Übertrieben gesagt ist es wie eine Ehe (lacht). Manchmal bin ich nicht gut drauf, manchmal ist sie nicht gut drauf. In Bregenz gibt es Luftunterschiede mit Feuchtigkeit, das spüre ich bei diesem alten Instrument sehr. Die kleinen Risse in der Amati sind zwar alle geleimt, aber wenn sich mal was verschiebt, kann sie auch mal „z´wider sein“, wie man auf Wienerisch sagt. Und da muss man wissen, wie man sie besänftigen kann. Manchmal gibt sie mir alles, dann denke ich, wow, das geht heute, genial! Im Prinzip ist sie ein bisschen wie ein Lebewesen. Das Holz arbeitet, natürlich kann ich gewisse Parameter bestimmen mit verschiedenen Saiten, mit einer Erhöhung des Steges oder dem Einsatz des Bogens, aber im Prinzip ist es ein aufeinander Reagieren. Ich bin sehr glücklich, dass mir diese tolle Violine von der Merito String Instruments Trust GmbH zur Verfügung gestellt wird!

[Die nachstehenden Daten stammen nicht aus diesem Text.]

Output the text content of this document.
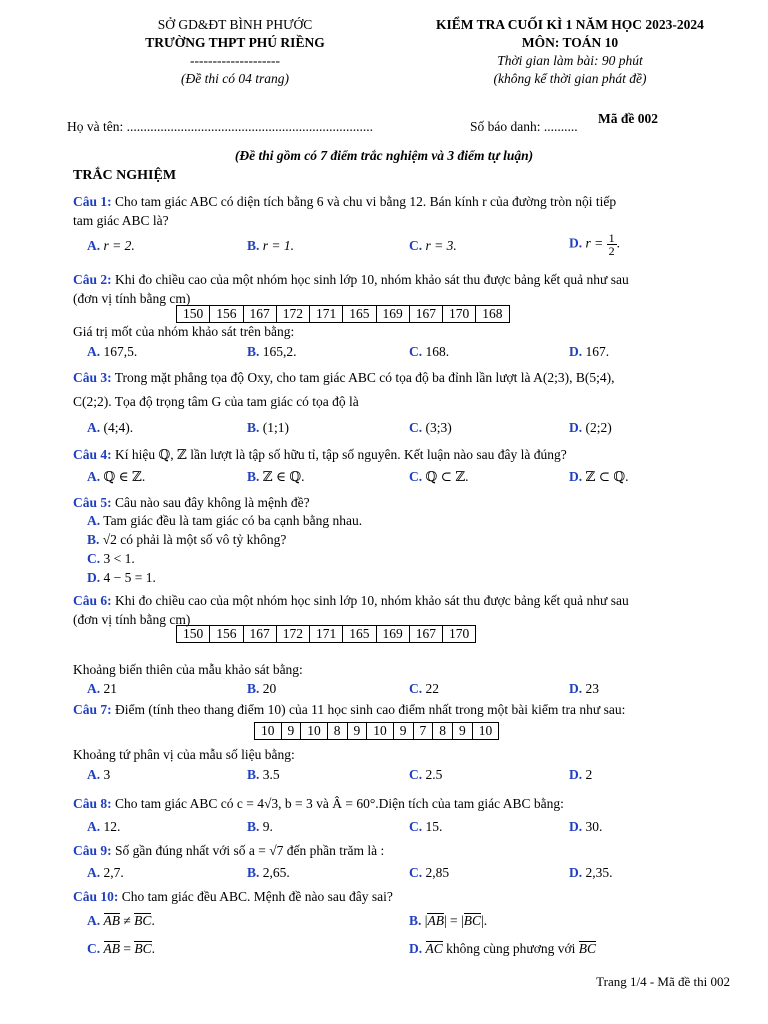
SỞ GD&ĐT BÌNH PHƯỚC
TRƯỜNG THPT PHÚ RIỀNG
--------------------
(Đề thi có 04 trang)
KIỂM TRA CUỐI KÌ 1 NĂM HỌC 2023-2024
MÔN: TOÁN 10
Thời gian làm bài: 90 phút
(không kể thời gian phát đề)
Họ và tên: .........................................................................	Số báo danh: ..........
Mã đề 002
(Đề thi gồm có 7 điểm trắc nghiệm và 3 điểm tự luận)
TRẮC NGHIỆM
Câu 1: Cho tam giác ABC có diện tích bằng 6 và chu vi bằng 12. Bán kính r của đường tròn nội tiếp
tam giác ABC là?
A. r = 2.	B. r = 1.	C. r = 3.	D. $r = \frac{1}{2}$ .
Câu 2: Khi đo chiều cao của một nhóm học sinh lớp 10, nhóm khảo sát thu được bảng kết quả như sau
(đơn vị tính bằng cm)
150	156	167	172	171	165	169	167	170	168
Giá trị mốt của nhóm khảo sát trên bằng:
A. 167,5.	B. 165,2.	C. 168.	D. 167.
Câu 3: Trong mặt phẳng tọa độ Oxy, cho tam giác ABC có tọa độ ba đỉnh lần lượt là A(2;3), B(5;4),
C(2;2). Tọa độ trọng tâm G của tam giác có tọa độ là
A. (4;4).	B. (1;1)	C. (3;3)	D. (2;2)
Câu 4: Kí hiệu ℚ, ℤ lần lượt là tập số hữu tỉ, tập số nguyên. Kết luận nào sau đây là đúng?
A. ℚ ∈ ℤ.	B. ℤ ∈ ℚ.	C. ℚ ⊂ ℤ.	D. ℤ ⊂ ℚ.
Câu 5: Câu nào sau đây không là mệnh đề?
A. Tam giác đều là tam giác có ba cạnh bằng nhau.
B. √2 có phải là một số vô tỷ không?
C. 3 < 1.
D. 4 − 5 = 1.
Câu 6: Khi đo chiều cao của một nhóm học sinh lớp 10, nhóm khảo sát thu được bảng kết quả như sau
(đơn vị tính bằng cm)
150	156	167	172	171	165	169	167	170
Khoảng biến thiên của mẫu khảo sát bằng:
A. 21	B. 20	C. 22	D. 23
Câu 7: Điểm (tính theo thang điểm 10) của 11 học sinh cao điểm nhất trong một bài kiểm tra như sau:
10	9	10	8	9	10	9	7	8	9	10
Khoảng tứ phân vị của mẫu số liệu bằng:
A. 3	B. 3.5	C. 2.5	D. 2
Câu 8: Cho tam giác ABC có c = 4√3, b = 3 và Â = 60°.Diện tích của tam giác ABC bằng:
A. 12.	B. 9.	C. 15.	D. 30.
Câu 9: Số gần đúng nhất với số a = √7 đến phần trăm là :
A. 2,7.	B. 2,65.	C. 2,85	D. 2,35.
Câu 10: Cho tam giác đều ABC. Mệnh đề nào sau đây sai?
A. AB ≠ BC.	B. |AB| = |BC|.
C. AB = BC.	D. AC không cùng phương với BC
Trang 1/4 - Mã đề thi 002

Zurück in den Konzertsaal, in dem das Musikerlebnis einzigartig ist und große Resonanz- und Klangräume entstehen können
Da komme ich gern zum Wiener Streicher-Klang, von dem ich ein Verfechter bin, der ist meine große Leidenschaft. Es gibt verschiedene Nuancen, die einen Unterschied etwa zu einem deutschen oder amerikanischen Orchester machen, und ich finde, dass man das im Saal auch spüren kann. Das Transportieren einer Botschaft, von Emotionen, von etwas, das auch von innen heraus etwas bedeutet und nicht auf Perfektion und technische Parameter aus ist, passt übrigens zum Wesen der :alpenarte. Wir Musikerinnen und Musiker wollen den Zuhörenden immer Etwas geben. Für mich reicht es schon, wenn ich nur eine Person berühren konnte. Wenn die anders aus dem Saal herausgeht und sagt: „Das hat mir jetzt viel gegeben“, dann hat sich das Konzert schon rentiert. Darin liegt der Kern und dieser Aspekt war z.B. bei der Entscheidung für die :alpenarte sehr wesentlich.
Wir Musikerinnen und Musiker wollen den Zuhörenden immer etwas geben. Für mich reicht es schon, wenn ich nur eine Person berühren konnte.
Wie sind Sie zur Leitung dieses Festivals gekommen?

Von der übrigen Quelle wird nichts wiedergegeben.